E-scooter injury rates are worse than motorcycles, new study finds
Their appeal as a last-mile transport solution in urban areas has seen a huge uptake of e-scooters in cities around the world, driven by the simplicity of dock-free, smartphone-based schemes that make hopping on and off a breeze. But this convenience does come at a cost to public health, with research beginning to illustrate a corresponding rise in hospital admissions. One study suggests they cause more injuries than bicycles, cars and even motorcycles.
“There are millions of riders now using these scooters, so it’s more important than ever to understand their impact on public health,” said Dr. Joann Elmore, a professor of medicine at the University of California, Los Angeles (UCLA).
Elmore is part of a research team investigating these impacts. In 2019, she was senior author on a first-of-a-kind study detailing the types of injuries caused by e-scooters, showing that they commonly cause fractures and head injuries requiring treatment in an emergency department. And other studies since have continued to highlight the dangers of this fledgling mode of transportation.
One 2020 study published in JAMA Surgery found the incidence of annual e-scooter injuries in the US climbed from 4,582 in 2014, before the emergence of ride-share scooter companies, to 14,651 in 2018, when they had become far more commonplace. Nearly a third of those were head injuries – more than double the rate endured by cyclists – with annual hospital admissions rising from 313 to 1,374 across the same period.

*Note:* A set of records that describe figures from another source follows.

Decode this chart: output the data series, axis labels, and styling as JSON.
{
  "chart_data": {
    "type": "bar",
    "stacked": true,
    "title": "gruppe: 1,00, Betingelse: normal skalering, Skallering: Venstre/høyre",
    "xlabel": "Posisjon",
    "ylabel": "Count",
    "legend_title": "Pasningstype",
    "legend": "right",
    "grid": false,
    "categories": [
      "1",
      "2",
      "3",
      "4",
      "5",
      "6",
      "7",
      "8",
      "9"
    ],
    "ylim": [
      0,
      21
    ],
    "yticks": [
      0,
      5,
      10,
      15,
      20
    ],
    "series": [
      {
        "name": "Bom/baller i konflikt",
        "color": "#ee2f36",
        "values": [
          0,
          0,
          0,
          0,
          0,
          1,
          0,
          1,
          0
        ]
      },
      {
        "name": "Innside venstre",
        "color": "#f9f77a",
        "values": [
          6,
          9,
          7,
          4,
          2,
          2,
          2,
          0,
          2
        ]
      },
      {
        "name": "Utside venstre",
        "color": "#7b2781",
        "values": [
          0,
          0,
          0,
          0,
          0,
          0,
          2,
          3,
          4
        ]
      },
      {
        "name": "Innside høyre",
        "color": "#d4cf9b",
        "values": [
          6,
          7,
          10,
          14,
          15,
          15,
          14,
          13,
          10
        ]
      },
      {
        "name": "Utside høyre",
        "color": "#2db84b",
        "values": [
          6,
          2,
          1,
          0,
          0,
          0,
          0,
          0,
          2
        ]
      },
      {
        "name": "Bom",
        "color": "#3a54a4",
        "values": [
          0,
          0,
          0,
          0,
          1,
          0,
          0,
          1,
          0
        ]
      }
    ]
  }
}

A 2021 paper titled "Electric Scooter-Related Injuries: A New Epidemic in Orthopedics," found that of 397 patients presenting to an emergency room over a 12-month period, only 19 were wearing helmets at the time of their accident. Twenty-five percent of the cases required surgery. Another systematic review published in 2021 estimated that every 100,000 trips resulted in 20 to 25 emergency department visits.
It makes sense that the more people use e-scooters the more accidents there will be, and sometimes that will result in severe injuries. But how do the risks of e-scooters compare to other forms of transport? A new study by Elmore and the UCLA team has explored this question by looking at 1,354 people injured in e-scooter accidents between 2014 and 2020 that required outpatient treatment in greater Los Angeles. That figure included pedestrians being hit by the scooters or tripping over them on sidewalks.
This data was combined with municipal data on e-scooter use to calculate the incidence of injuries among users, which the authors estimated to be 115 for every million trips. Going by national injury rates, the authors note this compares to eight injuries per million car trips, 15 injuries per million bicycle trips and 104 injuries per million motorcycle trips.
“The finding that rates of injuries from e-scooters are similar to rates for motorcycle injuries is startling," said Elmore. “The ease of public access to on-demand shareable scooters and safety regulations that are still in their infancy suggest that e-scooter operators, cities and health care providers will continue to see a significant number of injuries each year.”
The findings are consistent with another study published last year comparing the safety of e-scooters to motor vehicles, focusing on injured riders presenting to emergency departments in the state of Texas throughout 2018. It calculated an injury rate of 180 per million miles traveled, compared to the injury rate for motor vehicles in Texas at 0.9 per million miles traveled. "The observed vehicle-miles-traveled-based e-scooter injury rate was approximately 175 to 200 times higher than statewide or county specific injury rates for motor vehicle travel," the authors concluded.
Of course not all injuries are created equal. While e-scooters can certainly cause serious injury (the UCLA study involved 21 patients sent to critical care and two dying from their injuries) they don't travel nearly as quickly as motorcycles. The scientists were unable to make any conclusions about the comparative severity, but because because the study only included data from UCLA-associated health clinics and didn't involve patients treated at other facilities, they believe their figures regarding injury rates to be an underestimate.
“It is important to note that e-scooter injuries may be less severe and less fatal than motorcycle injuries, but we still think our e-scooter injury rate is an underestimate,” said the study’s first author, Dr. Kimon Ioannides.
The research was published in the journal PLOS One.